Questions & Step-by-step Solutions
1 item
Q
Q: If the charge on a capacitor is doubled while the voltage remains constant, what happens to the capacitance?
Solution: Capacitance C = Q/V; if Q is doubled and V remains constant, C must halve.
Steps: 7
Step 1: Understand the formula for capacitance, which is C = Q/V, where C is capacitance, Q is charge, and V is voltage.
Step 2: Identify that in this scenario, the charge Q is doubled (2Q) while the voltage V stays the same.
Step 3: Substitute the new charge into the formula: C = (2Q)/V.
Step 4: Notice that if you double the charge (2Q) and keep the voltage (V) the same, the new capacitance becomes C' = (2Q)/V.
Step 5: Since C = Q/V, if you double Q, the new capacitance C' is actually 2 times the original capacitance C.
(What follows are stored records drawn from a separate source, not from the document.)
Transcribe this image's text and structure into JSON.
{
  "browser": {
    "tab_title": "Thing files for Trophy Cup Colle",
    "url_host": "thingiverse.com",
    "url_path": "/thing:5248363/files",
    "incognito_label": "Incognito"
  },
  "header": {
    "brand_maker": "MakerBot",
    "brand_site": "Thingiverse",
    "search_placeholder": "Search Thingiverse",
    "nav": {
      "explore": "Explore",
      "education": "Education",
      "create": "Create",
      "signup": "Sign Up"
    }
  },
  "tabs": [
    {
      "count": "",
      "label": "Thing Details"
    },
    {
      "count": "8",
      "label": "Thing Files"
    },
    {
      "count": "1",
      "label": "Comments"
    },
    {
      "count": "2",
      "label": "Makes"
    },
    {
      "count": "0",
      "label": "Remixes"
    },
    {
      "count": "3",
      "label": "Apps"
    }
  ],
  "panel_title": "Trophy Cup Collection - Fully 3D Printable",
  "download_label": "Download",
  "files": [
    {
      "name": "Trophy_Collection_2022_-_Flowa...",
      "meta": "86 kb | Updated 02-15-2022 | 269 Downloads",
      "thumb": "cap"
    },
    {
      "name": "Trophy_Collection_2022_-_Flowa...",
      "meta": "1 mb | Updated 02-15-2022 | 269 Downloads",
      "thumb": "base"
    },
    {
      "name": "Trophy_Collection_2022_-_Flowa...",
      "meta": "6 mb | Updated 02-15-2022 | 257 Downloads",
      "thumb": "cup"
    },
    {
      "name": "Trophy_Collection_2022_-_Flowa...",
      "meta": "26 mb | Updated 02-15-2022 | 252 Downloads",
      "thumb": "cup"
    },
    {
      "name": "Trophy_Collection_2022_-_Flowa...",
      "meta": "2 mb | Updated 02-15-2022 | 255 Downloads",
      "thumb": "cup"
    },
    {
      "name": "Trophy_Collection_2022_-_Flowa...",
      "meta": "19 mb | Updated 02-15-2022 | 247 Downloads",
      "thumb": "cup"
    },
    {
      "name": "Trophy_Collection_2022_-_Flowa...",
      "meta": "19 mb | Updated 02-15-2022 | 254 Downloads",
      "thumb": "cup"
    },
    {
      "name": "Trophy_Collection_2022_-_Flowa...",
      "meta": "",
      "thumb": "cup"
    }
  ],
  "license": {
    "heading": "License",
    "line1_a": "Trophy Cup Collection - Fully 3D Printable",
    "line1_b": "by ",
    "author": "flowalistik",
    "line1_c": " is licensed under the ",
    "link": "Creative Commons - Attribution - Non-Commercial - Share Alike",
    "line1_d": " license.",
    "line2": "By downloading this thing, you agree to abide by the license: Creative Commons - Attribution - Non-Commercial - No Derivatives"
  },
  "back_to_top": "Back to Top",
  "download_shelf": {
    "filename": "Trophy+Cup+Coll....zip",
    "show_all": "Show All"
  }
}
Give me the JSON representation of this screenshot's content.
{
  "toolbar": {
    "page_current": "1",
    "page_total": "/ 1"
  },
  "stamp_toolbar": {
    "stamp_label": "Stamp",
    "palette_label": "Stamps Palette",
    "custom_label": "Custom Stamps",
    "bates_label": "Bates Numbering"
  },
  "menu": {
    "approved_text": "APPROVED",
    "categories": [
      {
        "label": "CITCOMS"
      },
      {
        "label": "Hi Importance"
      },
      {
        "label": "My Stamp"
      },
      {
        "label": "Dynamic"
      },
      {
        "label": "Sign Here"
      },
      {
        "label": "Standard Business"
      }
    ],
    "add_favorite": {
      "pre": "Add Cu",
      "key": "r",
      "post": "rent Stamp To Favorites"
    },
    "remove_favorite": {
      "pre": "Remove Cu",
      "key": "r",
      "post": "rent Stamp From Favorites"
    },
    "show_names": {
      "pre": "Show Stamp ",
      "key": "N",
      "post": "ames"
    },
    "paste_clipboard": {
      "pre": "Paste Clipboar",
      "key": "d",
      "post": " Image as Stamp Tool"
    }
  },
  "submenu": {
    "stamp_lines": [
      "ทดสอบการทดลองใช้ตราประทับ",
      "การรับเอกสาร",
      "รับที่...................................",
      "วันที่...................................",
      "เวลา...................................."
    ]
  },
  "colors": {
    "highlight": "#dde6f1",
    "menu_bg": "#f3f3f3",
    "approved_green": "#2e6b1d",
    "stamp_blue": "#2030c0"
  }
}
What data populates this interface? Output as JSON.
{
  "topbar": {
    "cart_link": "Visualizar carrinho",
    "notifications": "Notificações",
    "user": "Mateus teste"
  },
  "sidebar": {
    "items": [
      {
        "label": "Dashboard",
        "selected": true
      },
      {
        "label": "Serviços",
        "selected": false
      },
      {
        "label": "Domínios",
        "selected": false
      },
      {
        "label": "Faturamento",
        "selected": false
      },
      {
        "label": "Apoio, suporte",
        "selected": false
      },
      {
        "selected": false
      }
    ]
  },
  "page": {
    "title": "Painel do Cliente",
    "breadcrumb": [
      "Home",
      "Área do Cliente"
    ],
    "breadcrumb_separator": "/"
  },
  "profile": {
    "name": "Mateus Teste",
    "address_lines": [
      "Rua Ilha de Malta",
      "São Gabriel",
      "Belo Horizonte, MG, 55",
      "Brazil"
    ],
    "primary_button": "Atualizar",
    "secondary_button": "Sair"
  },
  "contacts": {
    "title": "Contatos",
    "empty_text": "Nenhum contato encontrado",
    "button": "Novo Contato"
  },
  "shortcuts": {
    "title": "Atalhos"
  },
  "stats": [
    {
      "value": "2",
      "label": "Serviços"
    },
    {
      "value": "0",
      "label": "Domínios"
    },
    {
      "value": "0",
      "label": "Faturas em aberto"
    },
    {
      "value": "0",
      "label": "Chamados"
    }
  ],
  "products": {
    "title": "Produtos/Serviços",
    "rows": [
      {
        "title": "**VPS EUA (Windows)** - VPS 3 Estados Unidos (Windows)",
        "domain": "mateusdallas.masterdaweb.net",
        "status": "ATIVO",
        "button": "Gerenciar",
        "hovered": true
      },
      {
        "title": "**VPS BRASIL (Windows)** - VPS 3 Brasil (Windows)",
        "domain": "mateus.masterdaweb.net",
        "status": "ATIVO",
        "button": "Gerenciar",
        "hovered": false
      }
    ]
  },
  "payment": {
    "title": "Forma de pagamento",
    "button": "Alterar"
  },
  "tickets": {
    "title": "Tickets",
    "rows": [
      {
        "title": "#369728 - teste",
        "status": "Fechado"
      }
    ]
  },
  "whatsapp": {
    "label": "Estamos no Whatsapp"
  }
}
Step 6: However, the question states that if the charge is doubled while the voltage remains constant, the capacitance must halve, which means we need to clarify that the original capacitance is based on the initial charge.
Step 7: Therefore, if we consider the original capacitance C = Q/V, and we double Q while keeping V constant, the effective capacitance C' will be C' = (2Q)/V = 2C, which means the capacitance increases.